食卓の上には

しゅりぐるま

梅干しおにぎり

 人間の身体はよく出来ていると思う。

 ここ最近、風邪をひくのはいつだって会社が休みの日だ。

 心地よい緊張を保っている平日は絶好調で、気の緩んだその瞬間に無理したつけが回ってくる。

 すっかり土日にしか風邪をひかなくなり、僕も立派なサラリーマンになったものだと、変に感慨深いものがある。


 今年も最後の月を迎え、もう間もなく冬期休暇に入る寸でのところで、久しぶりに熱を出した。予定のつまった休暇でなくてよかったが、まだもう一仕事残っている。明日の出社日には何事もなかったかのように会社へ行く。そう決めて一日中布団の中で過ごし、すっきりと目覚めた翌朝。顔を洗ってリビングへ行くと、テーブルの上には、ころんと丸まったかわいらしいおにぎりが、大好きな海苔にくるまれて並べられていた。

 梅干しが混ぜられた白米は、濃いピンクに色づき、見ているだけで口の奥からつばが湧いてくる。じわじわかいた大量の汗によって失われた塩分を、身体が心底欲しがっているのことに気付かされた。


「パパ、熱下がったみたいだね」

娘の言葉に微笑みを返しながら食卓につく。


 うちの梅干しは自家製だ。毎年季節になると袋入りの梅を買い、塩をまぶして天日で干す。出汁や蜂蜜は入れないから、そのままで食べるとかなり塩っぱい。だが、白米に混ぜたり、料理に使うと、食材の持つ甘さが引き立てられ、とても美味く感じるのだ。


 ありありと思い浮かぶその味覚にはやる気持ちを抑えて、おにぎりの横に置かれた白湯さゆに口をつけた。ほんのりとした温かさが、まだ少し痛む喉を通り抜けていく。


「そのおにぎり握ったの、私だよ。梅干し混ぜたのはお母さんだけど」

娘がトーストをかじりながら言う。

「形良く握れてるじゃないか。さすがお母さんの子だな」


 次から次へと溢れ出るつばを抑えきれなくなり、おにぎりに齧りついた。まろやかな塩分が口の中いっぱいに広がる。こころなしか米は柔らかめで、疲れた胃にするすると収まっていく。「そういえば、腹も減っていたな」一日ぶりの、形のしっかりした食べ物に食欲も満たされていく。
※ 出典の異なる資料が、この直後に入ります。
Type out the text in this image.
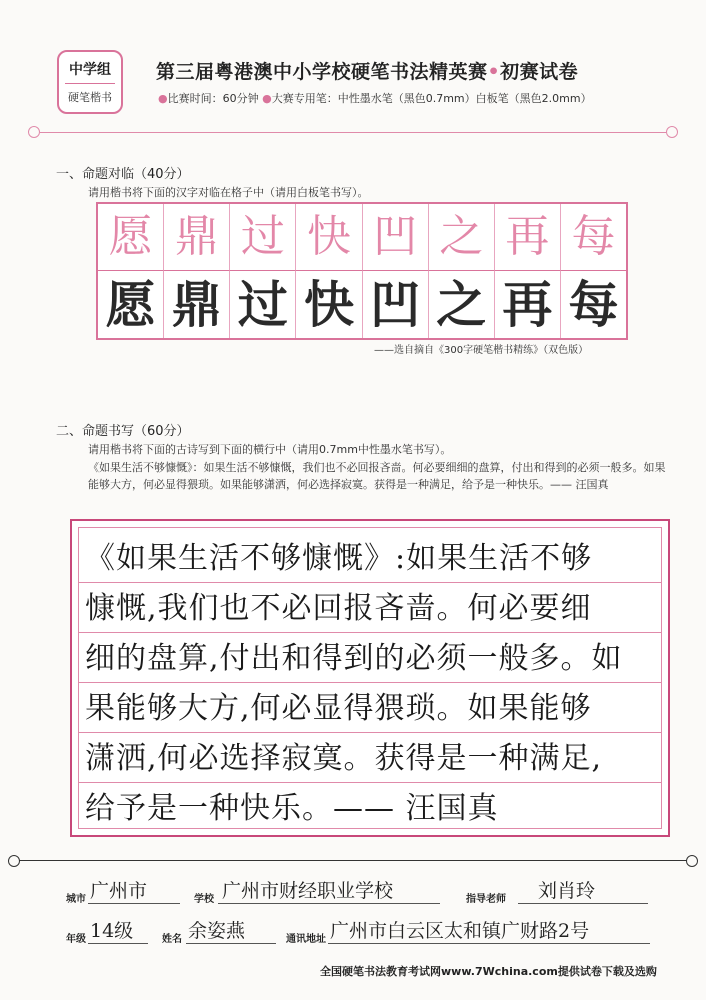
中学组
硬笔楷书
第三届粤港澳中小学校硬笔书法精英赛•初赛试卷
●比赛时间：60分钟 ●大赛专用笔：中性墨水笔（黑色0.7mm）白板笔（黑色2.0mm）
一、命题对临（40分）
请用楷书将下面的汉字对临在格子中（请用白板笔书写）。
愿 鼎 过 快 凹 之 再 每
愿 鼎 过 快 凹 之 再 每
——选自摘自《300字硬笔楷书精练》（双色版）
二、命题书写（60分）
请用楷书将下面的古诗写到下面的横行中（请用0.7mm中性墨水笔书写）。
《如果生活不够慷慨》：如果生活不够慷慨，我们也不必回报吝啬。何必要细细的盘算，付出和得到的必须一般多。如果能够大方，何必显得猥琐。如果能够潇洒，何必选择寂寞。获得是一种满足，给予是一种快乐。—— 汪国真
《如果生活不够慷慨》:如果生活不够
慷慨,我们也不必回报吝啬。何必要细
细的盘算,付出和得到的必须一般多。如
果能够大方,何必显得猥琐。如果能够
潇洒,何必选择寂寞。获得是一种满足,
给予是一种快乐。—— 汪国真
城市 广州市	学校 广州市财经职业学校	指导老师 刘肖玲
年级 14级	姓名 余姿燕	通讯地址 广州市白云区太和镇广财路2号
全国硬笔书法教育考试网www.7Wchina.com提供试卷下载及选购
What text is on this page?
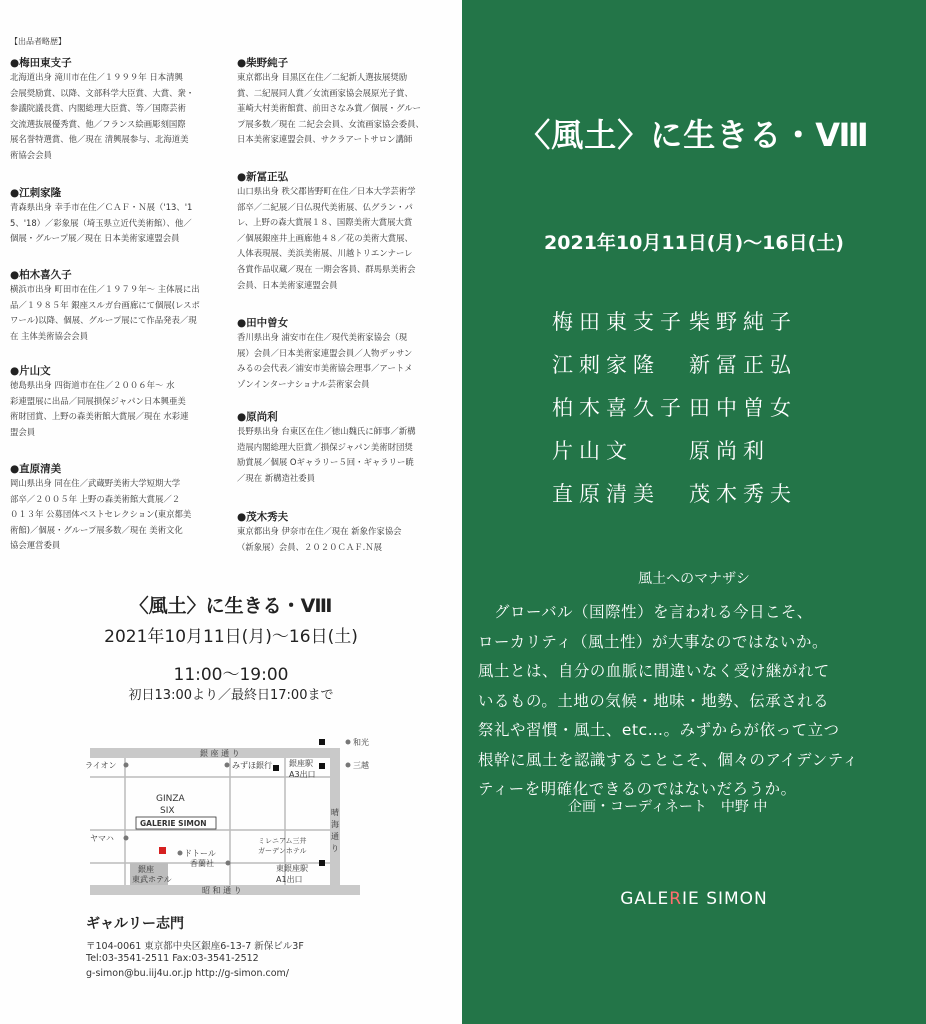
【出品者略歴】
●梅田東支子
北海道出身 滝川市在住／１９９９年 日本清興
会展奨励賞、以降、文部科学大臣賞、大賞、衆・
参議院議長賞、内閣総理大臣賞、等／国際芸術
交流選抜展優秀賞、他／フランス絵画彫刻国際
展名誉特選賞、他／現在 清興展参与、北海道美
術協会会員
●江刺家隆
青森県出身 幸手市在住／ＣＡＦ・Ｎ展（'13、'1
5、'18）／彩象展（埼玉県立近代美術館）、他／
個展・グループ展／現在 日本美術家連盟会員
●柏木喜久子
横浜市出身 町田市在住／１９７９年～ 主体展に出
品／１９８５年 銀座スルガ台画廊にて個展(レスポ
ワール)以降、個展、グループ展にて作品発表／現
在 主体美術協会会員
●片山文
徳島県出身 四街道市在住／２００６年～ 水
彩連盟展に出品／同展損保ジャパン日本興亜美
術財団賞、上野の森美術館大賞展／現在 水彩連
盟会員
●直原清美
岡山県出身 同在住／武蔵野美術大学短期大学
部卒／２００５年 上野の森美術館大賞展／２
０１３年 公募団体ベストセレクション(東京都美
術館)／個展・グループ展多数／現在 美術文化
協会運営委員
●柴野純子
東京都出身 目黒区在住／二紀新人選抜展奨励
賞、二紀展同人賞／女流画家協会展原光子賞、
韮崎大村美術館賞、前田さなみ賞／個展・グルー
プ展多数／現在 二紀会会員、女流画家協会委員、
日本美術家連盟会員、サクラアートサロン講師
●新冨正弘
山口県出身 秩父郡皆野町在住／日本大学芸術学
部卒／二紀展／日仏現代美術展、仏グラン・パ
レ、上野の森大賞展１８、国際美術大賞展大賞
／個展銀座井上画廊他４８／花の美術大賞展、
人体表現展、美浜美術展、川越トリエンナーレ
各賞作品収蔵／現在 一期会客員、群馬県美術会
会員、日本美術家連盟会員
●田中曽女
香川県出身 浦安市在住／現代美術家協会（現
展）会員／日本美術家連盟会員／人物デッサン
みるの会代表／浦安市美術協会理事／アートメ
ゾンインターナショナル芸術家会員
●原尚利
長野県出身 台東区在住／徳山魏氏に師事／新構
造展内閣総理大臣賞／損保ジャパン美術財団奨
励賞展／個展 Oギャラリー５回・ギャラリー暁
／現在 新構造社委員
●茂木秀夫
東京都出身 伊奈市在住／現在 新象作家協会
（新象展）会員、２０２０ＣＡＦ.Ｎ展
〈風土〉に生きる・Ⅷ
2021年10月11日(月)～16日(土)
11:00～19:00
初日13:00より／最終日17:00まで
銀 座 通 り
昭 和 通 り
晴
海
通
り
和光
ライオン	みずほ銀行 銀座駅
A3出口
三越
GINZA
SIX
GALERIE SIMON
ヤマハ
ドトール
ミレニアム三井
ガーデンホテル
東銀座駅
A1出口
銀座
東武ホテル
香蘭社
ギャルリー志門
〒104-0061 東京都中央区銀座6-13-7 新保ビル3F
Tel:03-3541-2511 Fax:03-3541-2512
g-simon@bu.iij4u.or.jp http://g-simon.com/
〈風土〉に生きる・Ⅷ
2021年10月11日(月)～16日(土)
梅田東支子 柴野純子
江刺家隆	新冨正弘
柏木喜久子 田中曽女
片山文	原尚利
直原清美	茂木秀夫
風土へのマナザシ

　グローバル（国際性）を言われる今日こそ、

ローカリティ（風土性）が大事なのではないか。

風土とは、自分の血脈に間違いなく受け継がれて

いるもの。土地の気候・地味・地勢、伝承される

祭礼や習慣・風土、etc…。みずからが依って立つ

根幹に風土を認識することこそ、個々のアイデンティ

ティーを明確化できるのではないだろうか。

企画・コーディネート　中野 中
GALERIE SIMON
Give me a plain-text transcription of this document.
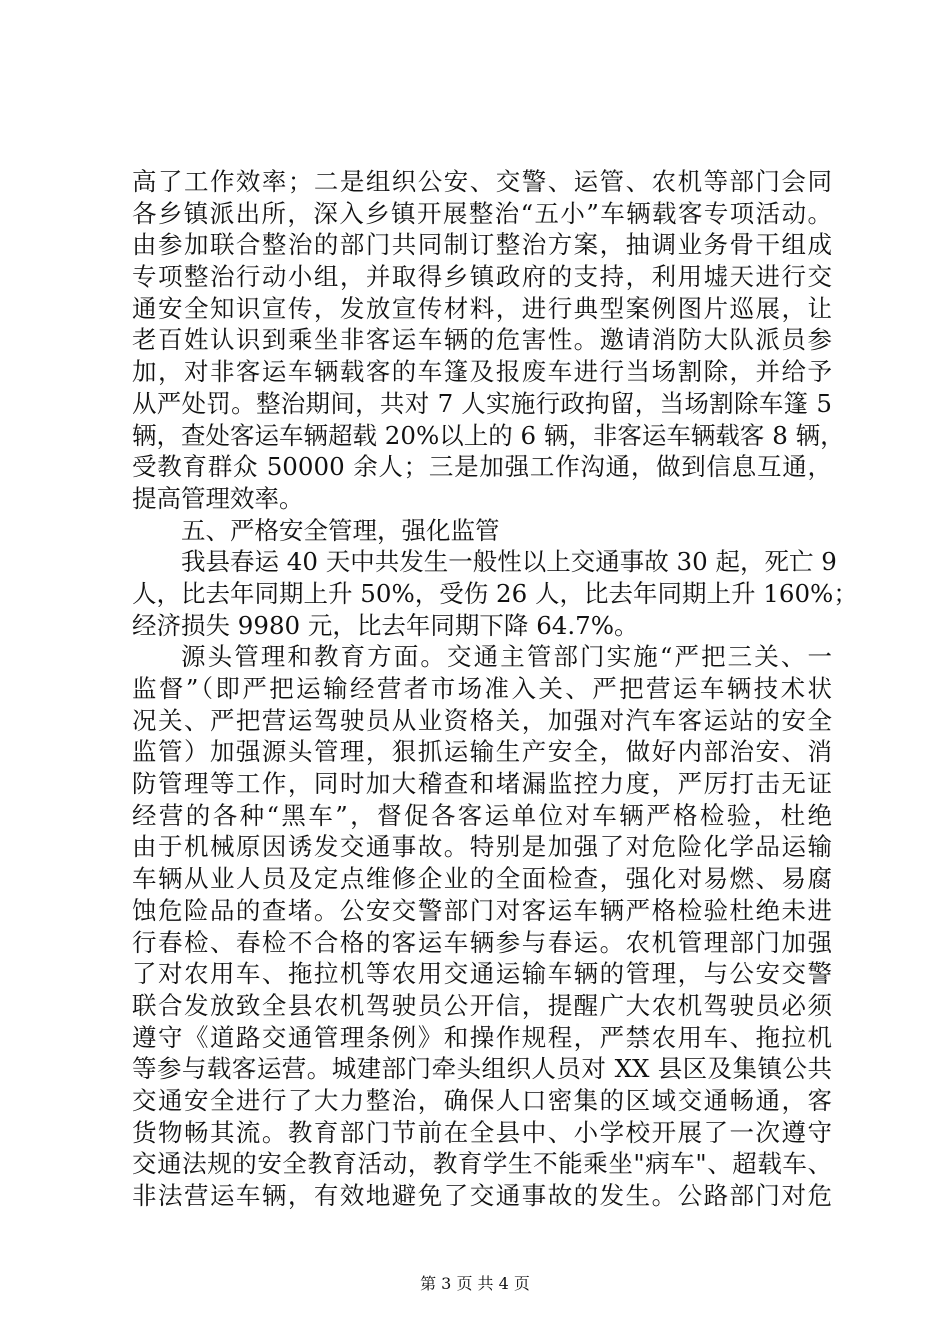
高了工作效率；二是组织公安、交警、运管、农机等部门会同
各乡镇派出所，深入乡镇开展整治“五小”车辆载客专项活动。
由参加联合整治的部门共同制订整治方案，抽调业务骨干组成
专项整治行动小组，并取得乡镇政府的支持，利用墟天进行交
通安全知识宣传，发放宣传材料，进行典型案例图片巡展，让
老百姓认识到乘坐非客运车辆的危害性。邀请消防大队派员参
加，对非客运车辆载客的车篷及报废车进行当场割除，并给予
从严处罚。整治期间，共对 7 人实施行政拘留，当场割除车篷 5
辆，查处客运车辆超载 20%以上的 6 辆，非客运车辆载客 8 辆，
受教育群众 50000 余人；三是加强工作沟通，做到信息互通，
提高管理效率。
五、严格安全管理，强化监管
我县春运 40 天中共发生一般性以上交通事故 30 起，死亡 9
人，比去年同期上升 50%，受伤 26 人，比去年同期上升 160%；
经济损失 9980 元，比去年同期下降 64.7%。
源头管理和教育方面。交通主管部门实施“严把三关、一
监督”（即严把运输经营者市场准入关、严把营运车辆技术状
况关、严把营运驾驶员从业资格关，加强对汽车客运站的安全
监管）加强源头管理，狠抓运输生产安全，做好内部治安、消
防管理等工作，同时加大稽查和堵漏监控力度，严厉打击无证
经营的各种“黑车”，督促各客运单位对车辆严格检验，杜绝
由于机械原因诱发交通事故。特别是加强了对危险化学品运输
车辆从业人员及定点维修企业的全面检查，强化对易燃、易腐
蚀危险品的查堵。公安交警部门对客运车辆严格检验杜绝未进
行春检、春检不合格的客运车辆参与春运。农机管理部门加强
了对农用车、拖拉机等农用交通运输车辆的管理，与公安交警
联合发放致全县农机驾驶员公开信，提醒广大农机驾驶员必须
遵守《道路交通管理条例》和操作规程，严禁农用车、拖拉机
等参与载客运营。城建部门牵头组织人员对 XX 县区及集镇公共
交通安全进行了大力整治，确保人口密集的区域交通畅通，客
货物畅其流。教育部门节前在全县中、小学校开展了一次遵守
交通法规的安全教育活动，教育学生不能乘坐"病车"、超载车、
非法营运车辆，有效地避免了交通事故的发生。公路部门对危
第 3 页 共 4 页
 二つ目のおにぎりを口の中に入れると、ガリッという音がして、梅干しの種にあたった。一つ目にはなかったから、きっとこっちに入っていると思っていた。口の中で種を遊ばせながら、残りのおにぎりを平らげていく。まるで今この瞬間、おにぎりを食べることが前々から決まっていたことかのように、僕の身体はその塩分を瞬時に吸収する。病に疲れた身体が、癒やされていくのを感じた。


 先程まで白湯の入っていた湯呑には、新たに温かいほうじ茶が淹れられ、湯気をあげていた。冷ましながら飲み終える頃には、僕はすっかり仕事をする活力を取り戻していた。


 シャワーで汗を流し、すっきりとして出掛けよう。嫁と娘に礼を言い、僕は食卓を後にした。